Wednesday, June 22, 2011

Agile and Bus Number

-->
I announced to my boss that I would be hit by a bus in two weeks. After my tragic encounter only two development team members will remain with more than a year of experience with the products we have developed, a developer and QA guy. With 9 years of experience at the company I have accumulated a great deal of knowledge of the product. The inevitable question, “What does he know and how can we get him to share that knowledge in two weeks,” was posed. In formulating an answer to this question I quickly realized the areas which I would spend the most amount of time documenting and training would be things done prior to adoption of a number of agile practices.

What Hurt

Silos
As a fairly small development team we had some small silos of expertise. Projects were often tackled by a single developer from start to finish. The developer would set the design, implement, and release with little review.

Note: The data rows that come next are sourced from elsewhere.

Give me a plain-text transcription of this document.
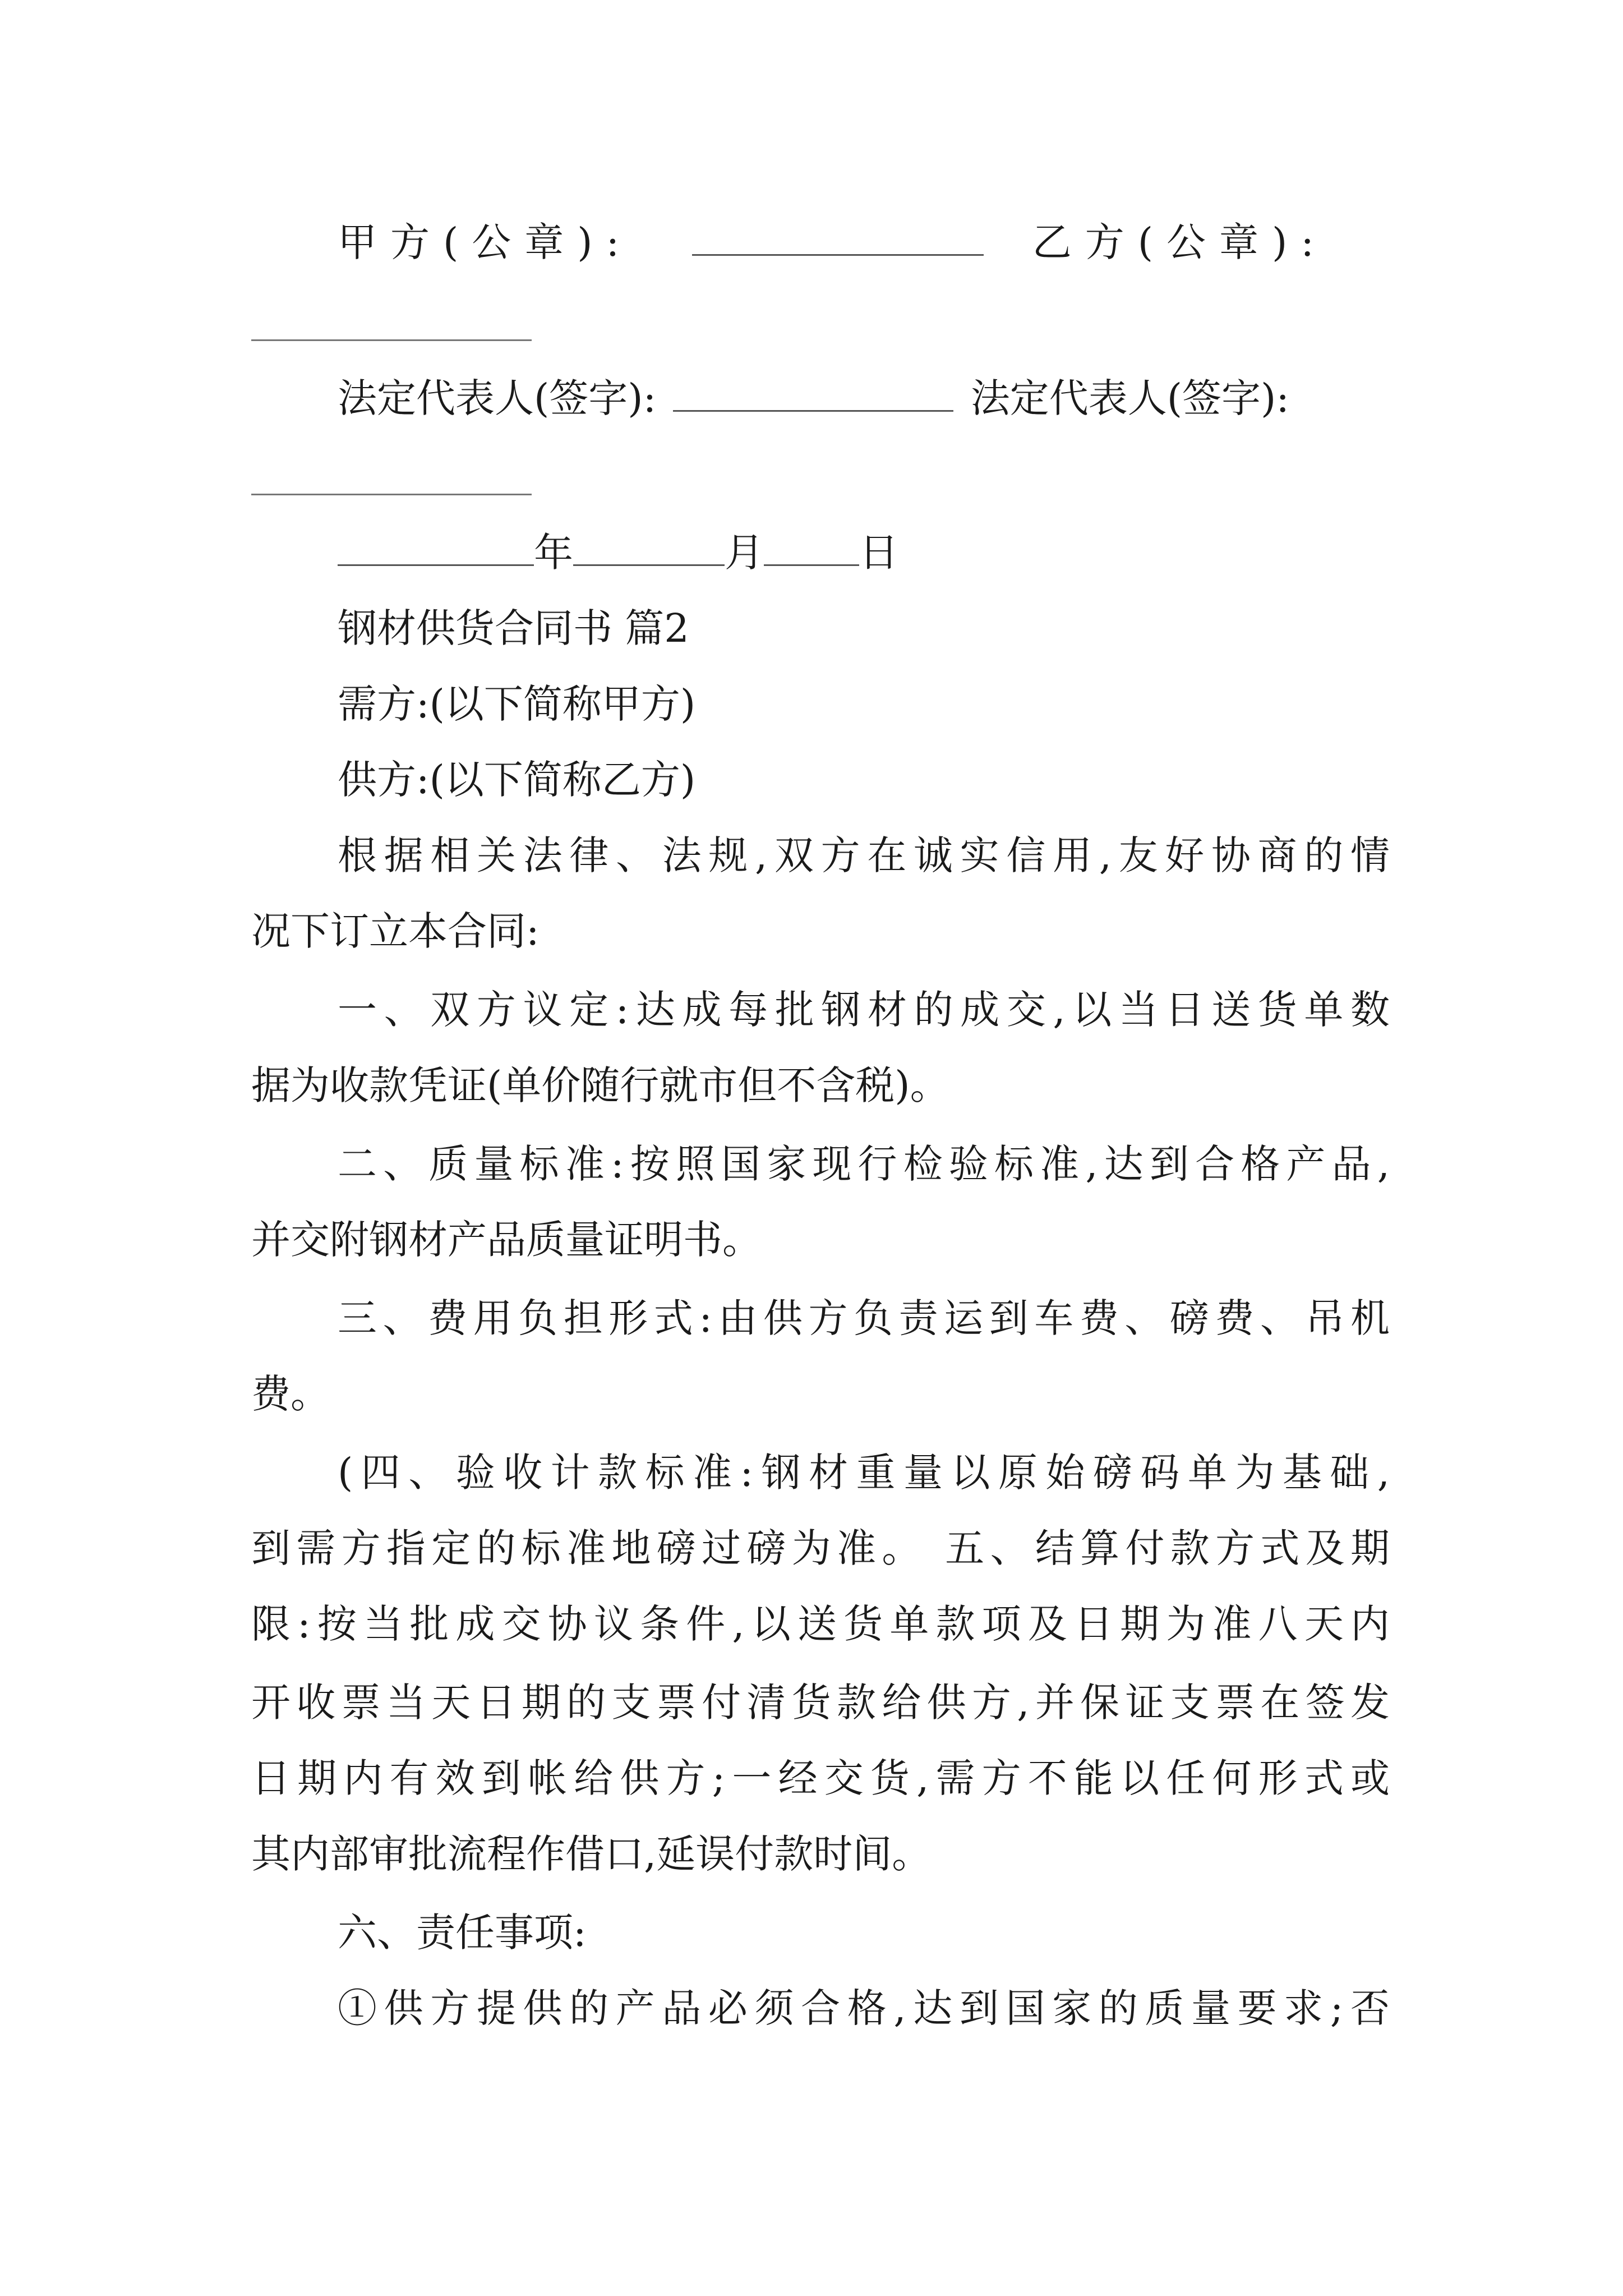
甲方(公章):	乙方(公章):
法定代表人(签字):	法定代表人(签字):
年	月 日
钢材供货合同书 篇2
需方:(以下简称甲方)
供方:(以下简称乙方)
根据相关法律、法规,双方在诚实信用,友好协商的情
况下订立本合同:
一、双方议定:达成每批钢材的成交,以当日送货单数
据为收款凭证(单价随行就市但不含税)。
二、质量标准:按照国家现行检验标准,达到合格产品,
并交附钢材产品质量证明书。
三、费用负担形式:由供方负责运到车费、磅费、吊机
费。
(四、验收计款标准:钢材重量以原始磅码单为基础,
到需方指定的标准地磅过磅为准。 五、结算付款方式及期
限:按当批成交协议条件,以送货单款项及日期为准八天内
开收票当天日期的支票付清货款给供方,并保证支票在签发
日期内有效到帐给供方;一经交货,需方不能以任何形式或
其内部审批流程作借口,延误付款时间。
六、责任事项:
①供方提供的产品必须合格,达到国家的质量要求;否
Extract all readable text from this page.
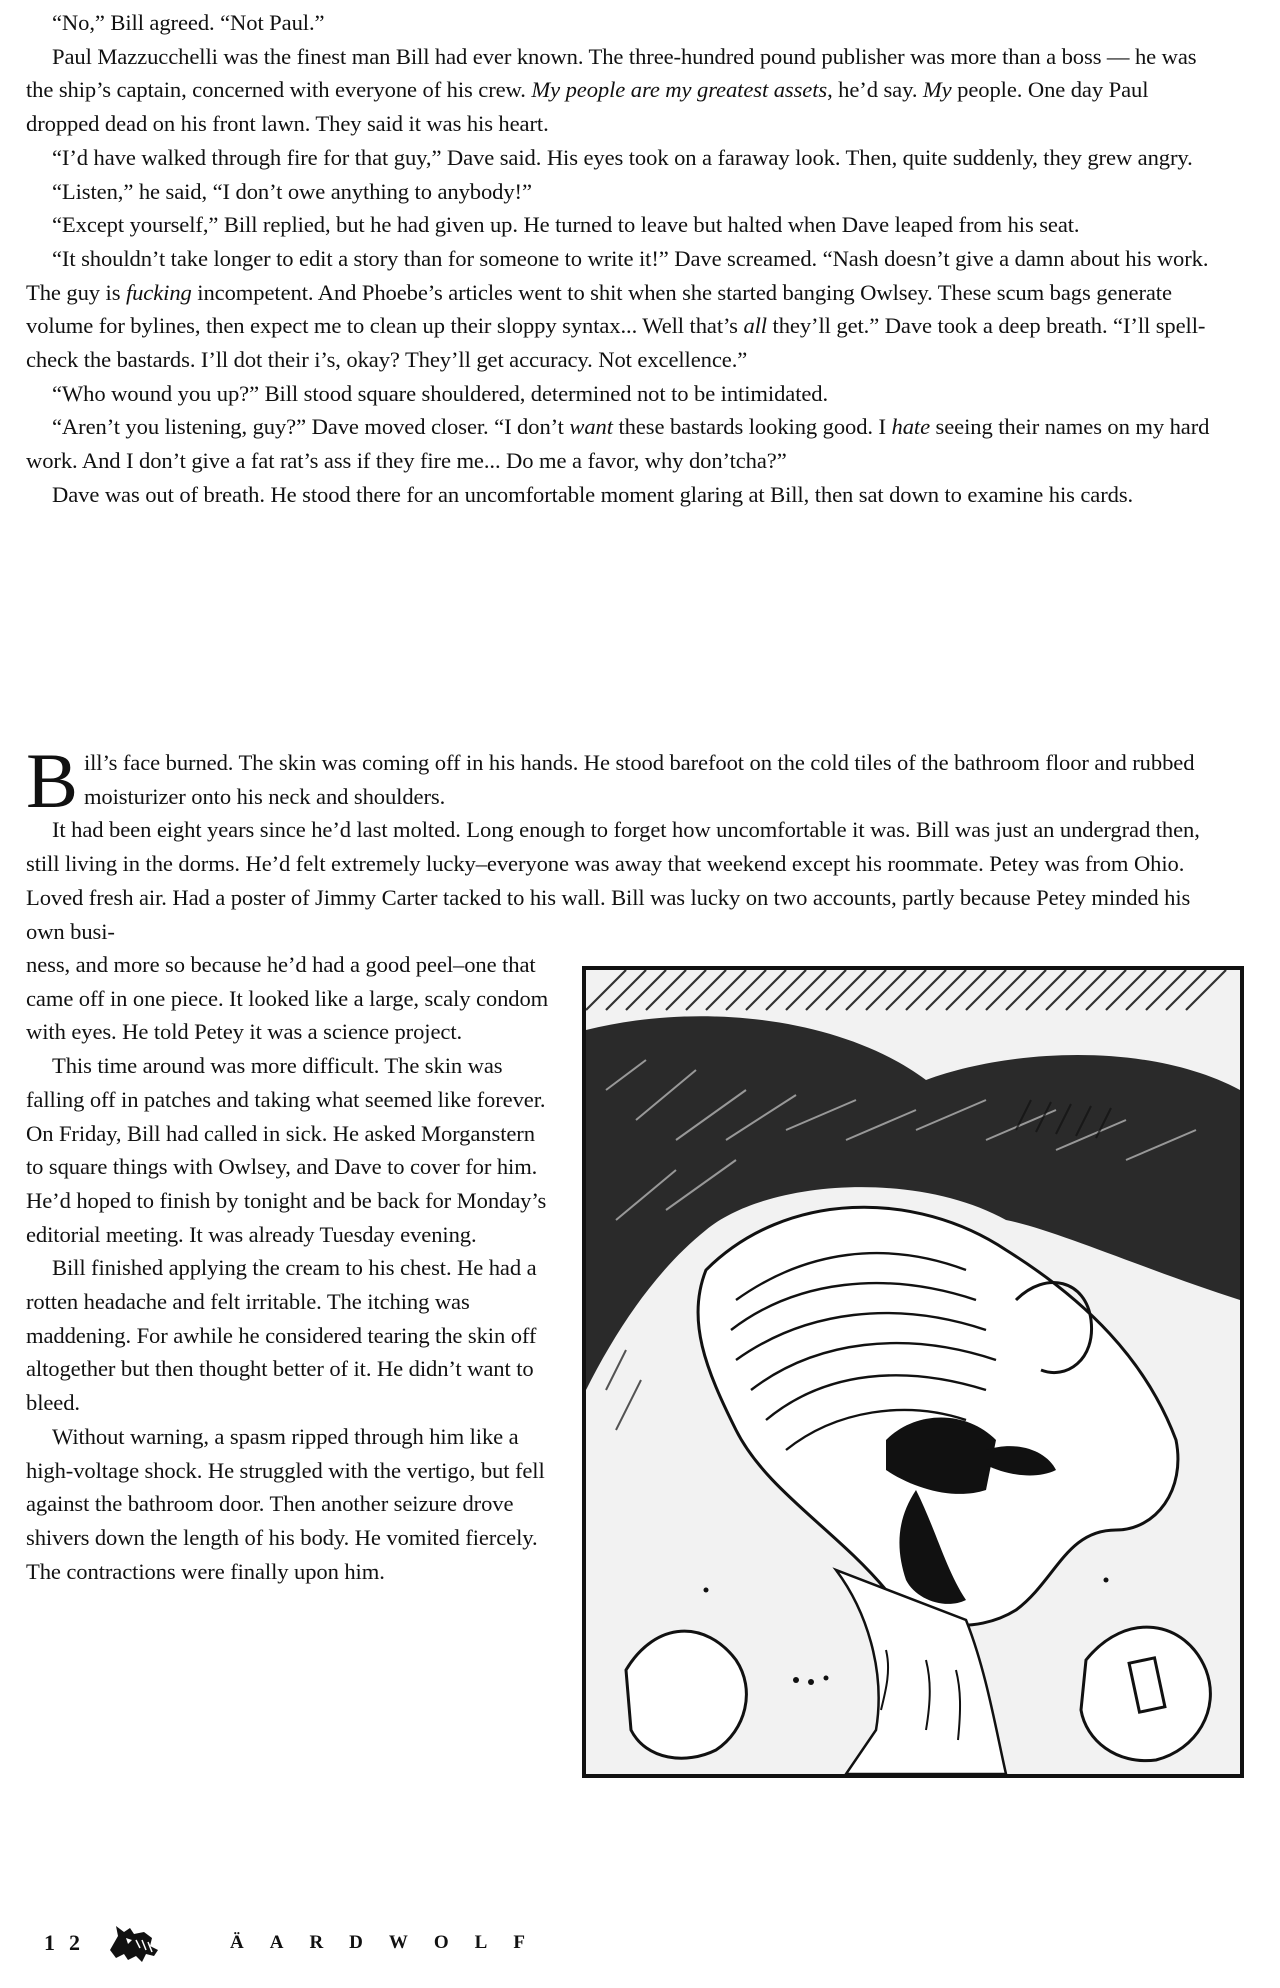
“No,” Bill agreed. “Not Paul.”

Paul Mazzucchelli was the finest man Bill had ever known. The three-hundred pound publisher was more than a boss — he was the ship’s captain, concerned with everyone of his crew. My people are my greatest assets, he’d say. My people. One day Paul dropped dead on his front lawn. They said it was his heart.

“I’d have walked through fire for that guy,” Dave said. His eyes took on a faraway look. Then, quite suddenly, they grew angry.

“Listen,” he said, “I don’t owe anything to anybody!”

“Except yourself,” Bill replied, but he had given up. He turned to leave but halted when Dave leaped from his seat.

“It shouldn’t take longer to edit a story than for someone to write it!” Dave screamed. “Nash doesn’t give a damn about his work. The guy is fucking incompetent. And Phoebe’s articles went to shit when she started banging Owlsey. These scum bags generate volume for bylines, then expect me to clean up their sloppy syntax... Well that’s all they’ll get.” Dave took a deep breath. “I’ll spell-check the bastards. I’ll dot their i’s, okay? They’ll get accuracy. Not excellence.”

“Who wound you up?” Bill stood square shouldered, determined not to be intimidated.

“Aren’t you listening, guy?” Dave moved closer. “I don’t want these bastards looking good. I hate seeing their names on my hard work. And I don’t give a fat rat’s ass if they fire me... Do me a favor, why don’tcha?”

Dave was out of breath. He stood there for an uncomfortable moment glaring at Bill, then sat down to examine his cards.

Bill’s face burned. The skin was coming off in his hands. He stood barefoot on the cold tiles of the bathroom floor and rubbed moisturizer onto his neck and shoulders.

It had been eight years since he’d last molted. Long enough to forget how uncomfortable it was. Bill was just an undergrad then, still living in the dorms. He’d felt extremely lucky–everyone was away that weekend except his roommate. Petey was from Ohio. Loved fresh air. Had a poster of Jimmy Carter tacked to his wall. Bill was lucky on two accounts, partly because Petey minded his own busi-

ness, and more so because he’d had a good peel–one that came off in one piece. It looked like a large, scaly condom with eyes. He told Petey it was a science project.

This time around was more difficult. The skin was falling off in patches and taking what seemed like forever. On Friday, Bill had called in sick. He asked Morganstern to square things with Owlsey, and Dave to cover for him. He’d hoped to finish by tonight and be back for Monday’s editorial meeting. It was already Tuesday evening.

Bill finished applying the cream to his chest. He had a rotten headache and felt irritable. The itching was maddening. For awhile he considered tearing the skin off altogether but then thought better of it. He didn’t want to bleed.

Without warning, a spasm ripped through him like a high-voltage shock. He struggled with the vertigo, but fell against the bathroom door. Then another seizure drove shivers down the length of his body. He vomited fiercely. The contractions were finally upon him.

12	ÄARDWOLF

And when defects or change requests would come in it would be passed back the original developer. Occasionally a second developer might try to provide some insight into one of the steps, but most of the time the development process would be worked on by a single developer.

Code Review
Effective code reviews are hard to actually implement. And we were no exception. On the rare occasion that we would perform a code review it would be over a small percentage of the code. Suggested changes were rarely implemented because the feature was working and there was little to no incentive to actually change the code. The design had been settled and changing it would introduce additional cost in development and risk.

What Helped

Collective Code Ownership
Breaking down the silos was not a major hurdle in our agile transformation by applying the concept of collective code ownership. Our story writing and planning process quickly brought the entire team in to advise on the design of features. We tried to keep implementation details out of the stories, but by having the entire team available ideas would be tossed around. Members would suggest code from their silos to encourage component reuse, permission given implicitly to modify to their own needs. Rather than waiting for another developer to implement a required component or reinventing the wheel a developer felt free to modify any piece of code.

Pair Programming
Beyond just granting permission to modify the code, pair programming allowed developers to actually work together in developing a feature. Short of a Vulcan mind meld, pair programming is the best way to ensure multiple team members fully understand the design and implementation. While the code is being developed the code is under constant review, so improvements actually happen instead of being noted as suggestions and ignored.